Stored procedures are inventoried by Azure Purview to understand when data from table A is joined to table B to produce C to help you understand the lineage of data. These relationships aren't just analyzed statically but also identified at runtime, so "this procedure ran at this time/date" and produced this result. This feature helps with two main scenarios: impact analysis if you're planning a change and root cause analysis if there's an issue with data quality.
The sensitive information types supported in Azure Purview are exactly the same 200+ built-in ones that are available in M365 -- note that Azure Purview doesn't rely on M365, you manage your sensitive information types (SITs) and classification rules directly in Purview studio.
Microsoft provides good deployment guidance on how to think about Purview in your business, what questions to ask to lay the foundation for a good architecture, stakeholders in your organization to involve, and key business scenarios to focus on. There's also a four-step deployment plan from pilot to production.
Azure Purview Features
Azure Purview integrates with Azure key vault for storing credentials. As one would expect, there's a Role Based Access Control (RBAC) model with Azure Purview permissions such as Purview Data Reader Role who has read only access to the portal and can read all content, except for scan bindings. The Purview Data Curator Role adds the ability to edit information about assets, classification definitions and glossary terms as well as apply classifications and glossary terms to assets. Finally, the Purview Data Source Administrator Role does not have access to the portal but can manage all aspects of scanning the data.
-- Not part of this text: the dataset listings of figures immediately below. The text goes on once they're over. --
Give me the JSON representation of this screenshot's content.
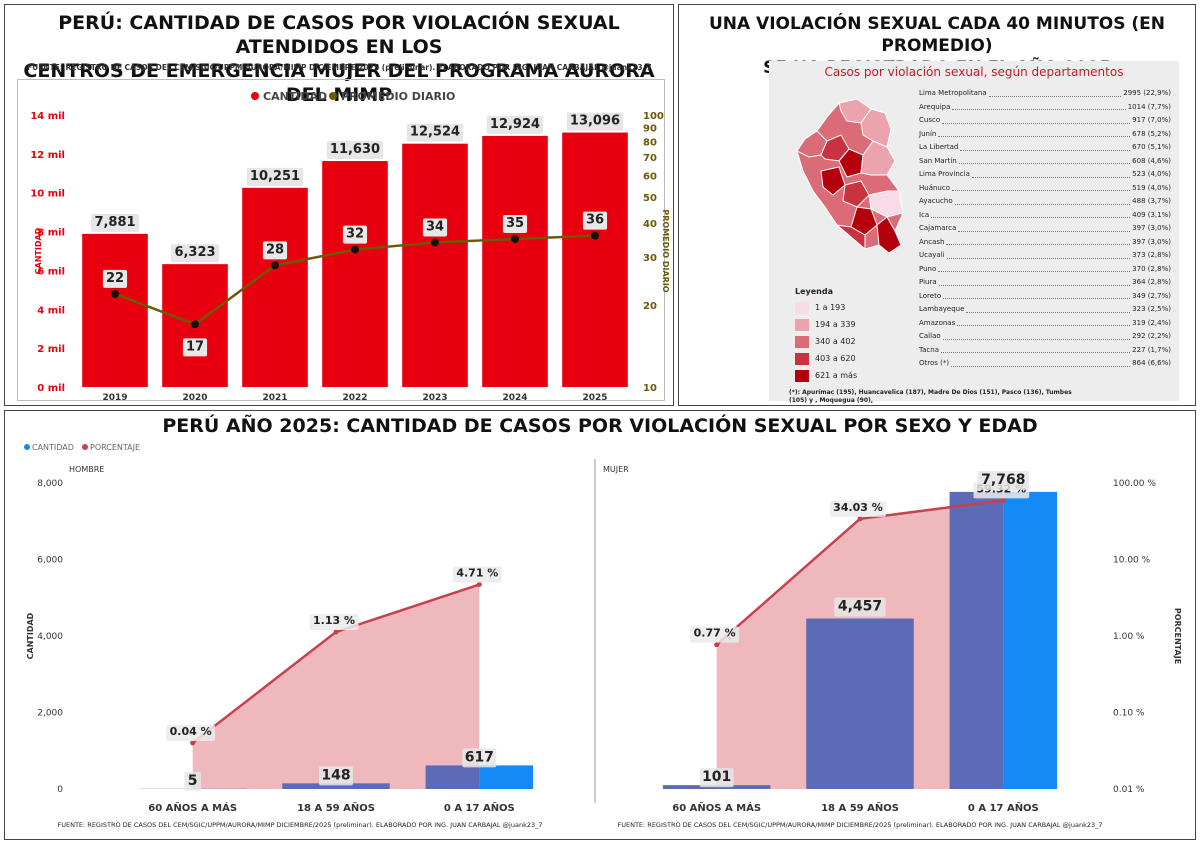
{
  "panel1": {
    "title_line1": "PERÚ: CANTIDAD DE CASOS POR VIOLACIÓN SEXUAL ATENDIDOS EN LOS",
    "title_line2": "CENTROS DE EMERGENCIA MUJER DEL PROGRAMA AURORA DEL MIMP",
    "source": "FUENTE: REGISTRO DE CASOS DEL CEM/SGIC/UPPM/AURORA/MIMP DICIEMBRE/2025 (preliminar). ELABORADO POR ING. JUAN CARBAJAL @juank23_7"
  },
  "panel2": {
    "title_line1": "UNA VIOLACIÓN SEXUAL CADA 40 MINUTOS (EN PROMEDIO)",
    "title_line2": "SE HA REGISTRADO EN EL AÑO 2025",
    "map_title": "Casos por violación sexual, según departamentos",
    "legend_title": "Leyenda",
    "legend": [
      {
        "label": "1 a 193",
        "color": "#f7dbe6"
      },
      {
        "label": "194 a 339",
        "color": "#eba4ad"
      },
      {
        "label": "340 a 402",
        "color": "#dc6b78"
      },
      {
        "label": "403 a 620",
        "color": "#c9323f"
      },
      {
        "label": "621 a más",
        "color": "#b3000c"
      }
    ],
    "departments": [
      {
        "name": "Lima Metropolitana",
        "value": "2995 (22,9%)"
      },
      {
        "name": "Arequipa",
        "value": "1014 (7,7%)"
      },
      {
        "name": "Cusco",
        "value": "917 (7,0%)"
      },
      {
        "name": "Junín",
        "value": "678 (5,2%)"
      },
      {
        "name": "La Libertad",
        "value": "670 (5,1%)"
      },
      {
        "name": "San Martín",
        "value": "608 (4,6%)"
      },
      {
        "name": "Lima Provincia",
        "value": "523 (4,0%)"
      },
      {
        "name": "Huánuco",
        "value": "519 (4,0%)"
      },
      {
        "name": "Ayacucho",
        "value": "488 (3,7%)"
      },
      {
        "name": "Ica",
        "value": "409 (3,1%)"
      },
      {
        "name": "Cajamarca",
        "value": "397 (3,0%)"
      },
      {
        "name": "Ancash",
        "value": "397 (3,0%)"
      },
      {
        "name": "Ucayali",
        "value": "373 (2,8%)"
      },
      {
        "name": "Puno",
        "value": "370 (2,8%)"
      },
      {
        "name": "Piura",
        "value": "364 (2,8%)"
      },
      {
        "name": "Loreto",
        "value": "349 (2,7%)"
      },
      {
        "name": "Lambayeque",
        "value": "323 (2,5%)"
      },
      {
        "name": "Amazonas",
        "value": "319 (2,4%)"
      },
      {
        "name": "Callao",
        "value": "292 (2,2%)"
      },
      {
        "name": "Tacna",
        "value": "227 (1,7%)"
      },
      {
        "name": "Otros (*)",
        "value": "864 (6,6%)"
      }
    ],
    "footnote_line1": "(*): Apurímac (195), Huancavelica (187), Madre De Dios (151), Pasco (136), Tumbes",
    "footnote_line2": "(105) y , Moquegua (90),"
  },
  "panel3": {
    "title": "PERÚ AÑO 2025: CANTIDAD DE CASOS POR VIOLACIÓN SEXUAL POR SEXO Y EDAD",
    "legend_qty": "CANTIDAD",
    "legend_pct": "PORCENTAJE",
    "source": "FUENTE: REGISTRO DE CASOS DEL CEM/SGIC/UPPM/AURORA/MIMP DICIEMBRE/2025 (preliminar). ELABORADO POR ING. JUAN CARBAJAL @juank23_7"
  },
  "colors": {
    "bar_red": "#e8000f",
    "line_olive": "#6b5a06",
    "bar_blue": "#1589f5",
    "bar_purple": "#5b6bb8",
    "area_pink": "#eeb4b9",
    "line_red": "#c8404c"
  },
  "chart_data": [
    {
      "type": "bar",
      "categories": [
        "2019",
        "2020",
        "2021",
        "2022",
        "2023",
        "2024",
        "2025"
      ],
      "series": [
        {
          "name": "CANTIDAD",
          "type": "bar",
          "axis": "left",
          "values": [
            7881,
            6323,
            10251,
            11630,
            12524,
            12924,
            13096
          ],
          "labels": [
            "7,881",
            "6,323",
            "10,251",
            "11,630",
            "12,524",
            "12,924",
            "13,096"
          ]
        },
        {
          "name": "PROMEDIO DIARIO",
          "type": "line",
          "axis": "right",
          "values": [
            22,
            17,
            28,
            32,
            34,
            35,
            36
          ]
        }
      ],
      "ylabel": "CANTIDAD",
      "y2label": "PROMEDIO DIARIO",
      "ylim": [
        0,
        14000
      ],
      "yticks": [
        0,
        2000,
        4000,
        6000,
        8000,
        10000,
        12000,
        14000
      ],
      "ytick_labels": [
        "0 mil",
        "2 mil",
        "4 mil",
        "6 mil",
        "8 mil",
        "10 mil",
        "12 mil",
        "14 mil"
      ],
      "y2scale": "log",
      "y2lim": [
        10,
        100
      ],
      "y2ticks": [
        10,
        20,
        30,
        40,
        50,
        60,
        70,
        80,
        90,
        100
      ],
      "y2tick_labels": [
        "10",
        "20",
        "30",
        "40",
        "50",
        "60",
        "70",
        "80",
        "90",
        "100"
      ],
      "legend": "top"
    },
    {
      "type": "bar",
      "panel": "HOMBRE",
      "categories": [
        "60 AÑOS A MÁS",
        "18 A 59 AÑOS",
        "0 A 17 AÑOS"
      ],
      "series": [
        {
          "name": "CANTIDAD",
          "type": "bar",
          "values": [
            5,
            148,
            617
          ],
          "labels": [
            "5",
            "148",
            "617"
          ]
        },
        {
          "name": "PORCENTAJE",
          "type": "area",
          "axis": "right",
          "values": [
            0.04,
            1.13,
            4.71
          ],
          "labels": [
            "0.04 %",
            "1.13 %",
            "4.71 %"
          ]
        }
      ],
      "ylabel": "CANTIDAD",
      "ylim": [
        0,
        8000
      ],
      "yticks": [
        0,
        2000,
        4000,
        6000,
        8000
      ],
      "ytick_labels": [
        "0",
        "2,000",
        "4,000",
        "6,000",
        "8,000"
      ],
      "y2scale": "log",
      "y2lim": [
        0.01,
        100
      ]
    },
    {
      "type": "bar",
      "panel": "MUJER",
      "categories": [
        "60 AÑOS A MÁS",
        "18 A 59 AÑOS",
        "0 A 17 AÑOS"
      ],
      "series": [
        {
          "name": "CANTIDAD",
          "type": "bar",
          "values": [
            101,
            4457,
            7768
          ],
          "labels": [
            "101",
            "4,457",
            "7,768"
          ]
        },
        {
          "name": "PORCENTAJE",
          "type": "area",
          "axis": "right",
          "values": [
            0.77,
            34.03,
            59.32
          ],
          "labels": [
            "0.77 %",
            "34.03 %",
            "59.32 %"
          ]
        }
      ],
      "y2label": "PORCENTAJE",
      "y2scale": "log",
      "y2lim": [
        0.01,
        100
      ],
      "y2ticks": [
        0.01,
        0.1,
        1,
        10,
        100
      ],
      "y2tick_labels": [
        "0.01 %",
        "0.10 %",
        "1.00 %",
        "10.00 %",
        "100.00 %"
      ]
    }
  ]
}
For those following this space closely it's worth mentioning that there's a current product called Azure Data Catalog (ADC) Gen 1 that provide some of what Purview offers which was to be replaced by ADC Gen 2, which has morphed into Azure Purview. It's codename early on was Babylon. If you're using ADC Gen 1 be prepared for some migration work if you're going to adopt Azure Purview, at this time it's an extract from the ADC Gen 1 API and then bulk importing via CSV files.
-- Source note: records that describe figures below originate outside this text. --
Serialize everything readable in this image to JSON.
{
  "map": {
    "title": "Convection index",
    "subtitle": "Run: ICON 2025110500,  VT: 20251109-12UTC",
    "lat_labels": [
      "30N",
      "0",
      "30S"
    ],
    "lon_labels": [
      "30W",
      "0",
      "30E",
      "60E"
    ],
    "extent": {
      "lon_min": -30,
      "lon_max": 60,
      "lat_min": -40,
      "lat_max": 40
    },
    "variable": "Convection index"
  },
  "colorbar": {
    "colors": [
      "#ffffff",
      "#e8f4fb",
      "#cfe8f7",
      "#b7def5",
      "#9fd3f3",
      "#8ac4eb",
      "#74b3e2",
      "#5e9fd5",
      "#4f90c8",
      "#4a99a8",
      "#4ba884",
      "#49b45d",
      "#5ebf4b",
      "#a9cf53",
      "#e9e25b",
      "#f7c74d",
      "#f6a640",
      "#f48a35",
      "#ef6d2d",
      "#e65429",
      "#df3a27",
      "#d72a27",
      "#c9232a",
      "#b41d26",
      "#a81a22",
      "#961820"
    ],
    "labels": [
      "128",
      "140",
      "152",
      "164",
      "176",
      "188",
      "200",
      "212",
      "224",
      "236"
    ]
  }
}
Note that today an Azure Purview account can only scan data sources in the same tenant that it exists in, I suspect that many Microsoft partners will want to unlock this power as a managed service for their clients through Azure Lighthouse.
Provisioning Azure Purview
You can use either the portal or PowerShell to provision an Azure Purview account. As this is a preview there are a few pre-requisites and hoops to jump through, including registering three Resource providers. You'll also need to pick 4 or 16 Capacity Units, each of these supports one API call per second, I suspect more sizing guidance will be provided as the preview progresses and Microsoft gets real world data on the load on the service from different data sources. There are currently some limitations, it'll be interesting to see how these change for GA. Be aware of some caveats around which browser to use.
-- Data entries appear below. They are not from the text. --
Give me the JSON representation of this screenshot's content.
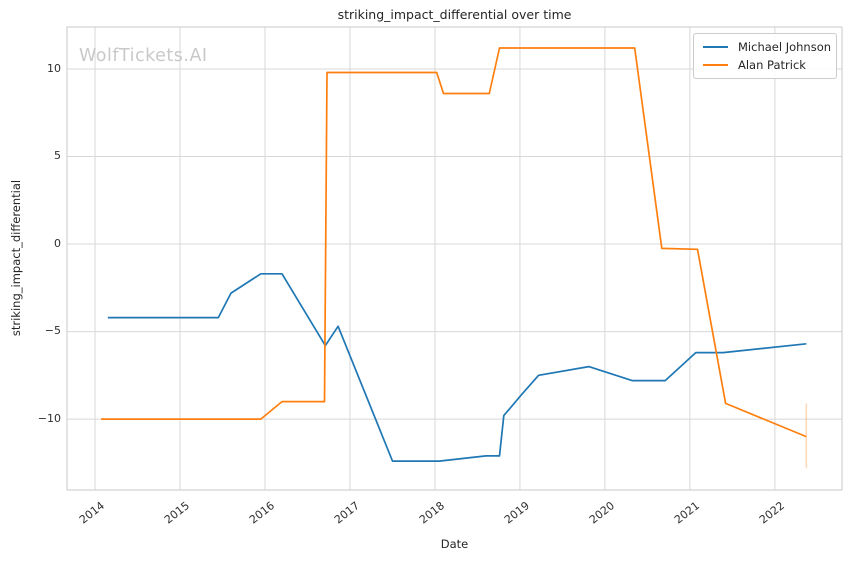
{
  "chart_data": {
    "type": "line",
    "title": "striking_impact_differential over time",
    "xlabel": "Date",
    "ylabel": "striking_impact_differential",
    "watermark": "WolfTickets.AI",
    "x_ticks": [
      2014,
      2015,
      2016,
      2017,
      2018,
      2019,
      2020,
      2021,
      2022
    ],
    "y_ticks": [
      10,
      5,
      0,
      -5,
      -10
    ],
    "xlim": [
      2013.67,
      2022.79
    ],
    "ylim": [
      -14.05,
      12.4
    ],
    "grid": true,
    "legend_position": "upper right",
    "colors": {
      "grid": "#d8d8d8",
      "spine": "#c9c9c9",
      "text": "#262626",
      "watermark": "#c9c9c9",
      "michael_johnson": "#1f77b4",
      "alan_patrick": "#ff7f0e"
    },
    "series": [
      {
        "name": "Michael Johnson",
        "color": "#1f77b4",
        "points": [
          [
            2014.15,
            -4.2
          ],
          [
            2015.45,
            -4.2
          ],
          [
            2015.6,
            -2.8
          ],
          [
            2015.95,
            -1.7
          ],
          [
            2016.2,
            -1.7
          ],
          [
            2016.71,
            -5.8
          ],
          [
            2016.86,
            -4.7
          ],
          [
            2017.5,
            -12.4
          ],
          [
            2018.05,
            -12.4
          ],
          [
            2018.6,
            -12.1
          ],
          [
            2018.76,
            -12.1
          ],
          [
            2018.81,
            -9.8
          ],
          [
            2019.02,
            -8.6
          ],
          [
            2019.22,
            -7.5
          ],
          [
            2019.81,
            -7.0
          ],
          [
            2020.32,
            -7.8
          ],
          [
            2020.71,
            -7.8
          ],
          [
            2021.07,
            -6.2
          ],
          [
            2021.39,
            -6.2
          ],
          [
            2022.37,
            -5.7
          ]
        ]
      },
      {
        "name": "Alan Patrick",
        "color": "#ff7f0e",
        "points": [
          [
            2014.07,
            -10.0
          ],
          [
            2015.95,
            -10.0
          ],
          [
            2016.2,
            -9.0
          ],
          [
            2016.7,
            -9.0
          ],
          [
            2016.73,
            9.8
          ],
          [
            2018.02,
            9.8
          ],
          [
            2018.1,
            8.6
          ],
          [
            2018.64,
            8.6
          ],
          [
            2018.76,
            11.2
          ],
          [
            2020.35,
            11.2
          ],
          [
            2020.67,
            -0.25
          ],
          [
            2021.09,
            -0.3
          ],
          [
            2021.42,
            -9.1
          ],
          [
            2022.37,
            -11.0
          ]
        ]
      }
    ],
    "annotations": [
      {
        "type": "error-bar",
        "x": 2022.37,
        "y_from": -9.1,
        "y_to": -12.8,
        "color": "#ff7f0e",
        "opacity": 0.3
      }
    ]
  }
}
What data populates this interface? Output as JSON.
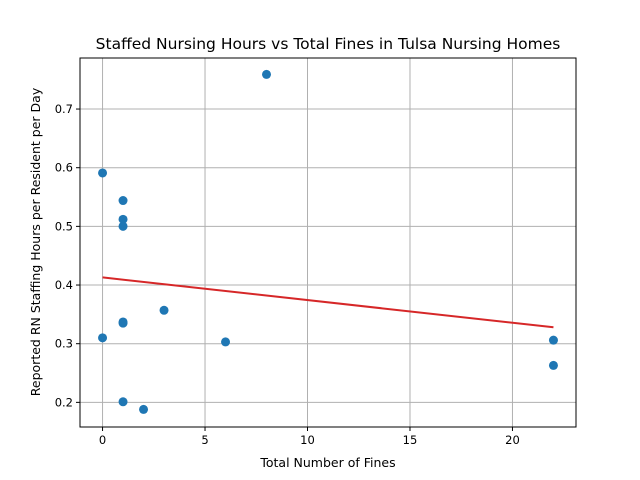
{
  "chart_data": {
    "type": "scatter",
    "title": "Staffed Nursing Hours vs Total Fines in Tulsa Nursing Homes",
    "xlabel": "Total Number of Fines",
    "ylabel": "Reported RN Staffing Hours per Resident per Day",
    "xlim": [
      -1.1,
      23.1
    ],
    "ylim": [
      0.158,
      0.787
    ],
    "xticks": [
      0,
      5,
      10,
      15,
      20
    ],
    "yticks": [
      0.2,
      0.3,
      0.4,
      0.5,
      0.6,
      0.7
    ],
    "ytick_labels": [
      "0.2",
      "0.3",
      "0.4",
      "0.5",
      "0.6",
      "0.7"
    ],
    "grid": true,
    "series": [
      {
        "type": "scatter",
        "color": "#1f77b4",
        "points": [
          {
            "x": 0,
            "y": 0.591
          },
          {
            "x": 0,
            "y": 0.31
          },
          {
            "x": 1,
            "y": 0.544
          },
          {
            "x": 1,
            "y": 0.512
          },
          {
            "x": 1,
            "y": 0.5
          },
          {
            "x": 1,
            "y": 0.337
          },
          {
            "x": 1,
            "y": 0.335
          },
          {
            "x": 1,
            "y": 0.201
          },
          {
            "x": 2,
            "y": 0.188
          },
          {
            "x": 3,
            "y": 0.357
          },
          {
            "x": 6,
            "y": 0.303
          },
          {
            "x": 8,
            "y": 0.759
          },
          {
            "x": 22,
            "y": 0.306
          },
          {
            "x": 22,
            "y": 0.263
          }
        ]
      },
      {
        "type": "trend_line",
        "color": "#d62728",
        "points": [
          {
            "x": 0,
            "y": 0.413
          },
          {
            "x": 22,
            "y": 0.328
          }
        ]
      }
    ]
  }
}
Once you've created your first account, delegate permissions as per your business requirements, link Azure Purview to an Azure key vault, then start adding data sources to scan. Since this is a preview you don't want to run this against production data sources, so there's a starter kit with dummy data to help you kick the tires.
Conclusion
I suspect integration with another data related hit product, Azure Synapse, is coming to Azure Purview. When a demo was shown on the Azure Friday show with Scott Hanselman the fact that scanning AWS data sources is coming was revealed, although it's not mentioned in the documentation yet. It's early days for Azure Purview, I'm really looking forward to seeing how this "Data Governance as a Service" (DGaaS?) is going to shape up.